Bataclan semble tout droit sorti d’un vieux magasin de farces et attrapes, rayon accessoires de fête, où l’on vendrait aussi des charivari et des tohu-bohu. Avec ses trois bouts de syllabes mal ficelées, bataclan se place d’emblée dans la famille assez peu sérieuse des tac-tac-tac et des patatras. Des cataclop et des rantanplan. Un mot de bande dessinée et de western de cour de récré. On s’attend à trouver bataclan dans une planche de Quick et Flupke, dans
la bouche d’une grosse ménagère battant son tapis et hurlant à sa fenêtre, à
l’adresse des garnements faisant exploser leurs pétards ou attachant une énième casserole à la queue d’un corniaud, un
tonitruant “c’est pas bientôt fini ce bataclan !” L’agent 213 serait surpris dans la dernière case à allumer à son tour la mèche et cette chute naïve nous ferait sourire.
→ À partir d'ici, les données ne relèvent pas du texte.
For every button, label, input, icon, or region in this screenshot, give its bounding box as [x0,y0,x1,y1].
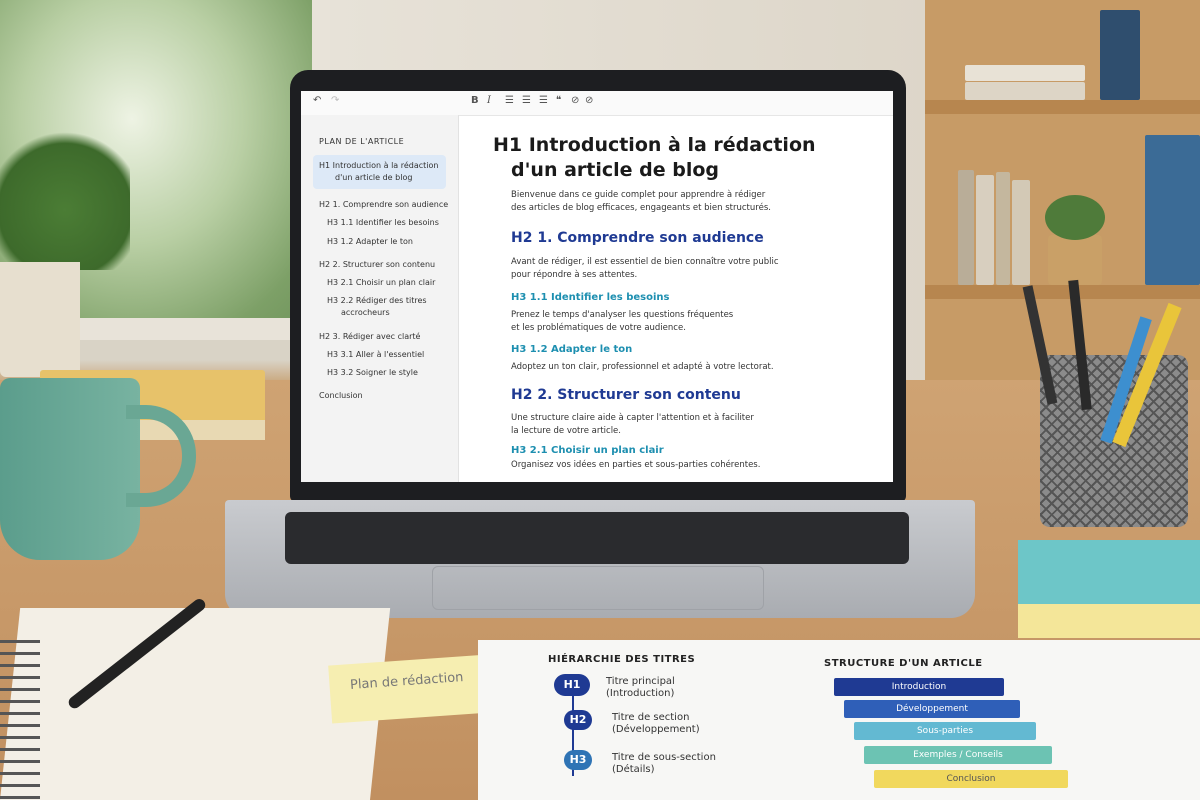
book [958,170,974,285]
outline-item-h2[interactable]: H2 1. Comprendre son audience [319,199,448,211]
bold-button[interactable]: B [471,95,479,106]
doc-paragraph: Adoptez un ton clair, professionnel et a… [511,362,774,372]
outline-item-h3[interactable]: H3 1.1 Identifier les besoins [327,217,439,229]
editor-window: ↶ ↷ B I ☰ ☰ ☰ ❝ ⊘ ⊘ PLAN DE L'ARTICLE H1… [301,91,893,482]
level-title: Titre principal [606,676,675,687]
outline-item-h1[interactable]: H1 Introduction à la rédaction d'un arti… [313,155,446,189]
sheet-title: HIÉRARCHIE DES TITRES [548,654,696,665]
level-label: Titre de sous-section (Détails) [612,752,716,776]
doc-paragraph: Bienvenue dans ce guide complet pour app… [511,189,771,215]
level-label: Titre de section (Développement) [612,712,700,736]
doc-line: la lecture de votre article. [511,426,621,436]
doc-h3: H3 1.2 Adapter le ton [511,344,633,355]
book [1145,135,1200,285]
h2-badge: H2 [564,710,592,730]
outline-item-label: H3 2.2 Rédiger des titres [327,296,427,305]
outline-item-label: H1 Introduction à la rédaction [319,161,439,170]
structure-bar: Conclusion [874,770,1068,788]
heading-hierarchy-sheet: HIÉRARCHIE DES TITRES H1 Titre principal… [478,640,778,800]
outline-item-h3[interactable]: H3 2.2 Rédiger des titres accrocheurs [327,295,427,319]
structure-bar: Développement [844,700,1020,718]
code-icon[interactable]: ⊘ [585,95,593,106]
link-icon[interactable]: ⊘ [571,95,579,106]
outline-item-h3[interactable]: H3 2.1 Choisir un plan clair [327,277,435,289]
doc-h1: H1 Introduction à la rédaction d'un arti… [493,133,816,183]
doc-line: des articles de blog efficaces, engagean… [511,203,771,213]
undo-icon[interactable]: ↶ [313,95,321,106]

Sur ces motifs d’irrévérence festive, bataclan ça fait aussi très bien nom de bistrot ou de salle de concert, un endroit où on se réunirait entre amis pour faire du boucan, du barouf, du bordel. Bataclan, c’est ça, c’est le nom d’un bordel, mais d’un joyeux bordel. C’est le nom de notre humanité un peu perdue qui s’obstine à rire en terrasse et à écouter de la musique en picolant pour oublier que tous les bruits de pétards ne font pas partie du show. Ce bataclan-là ne sera jamais fini.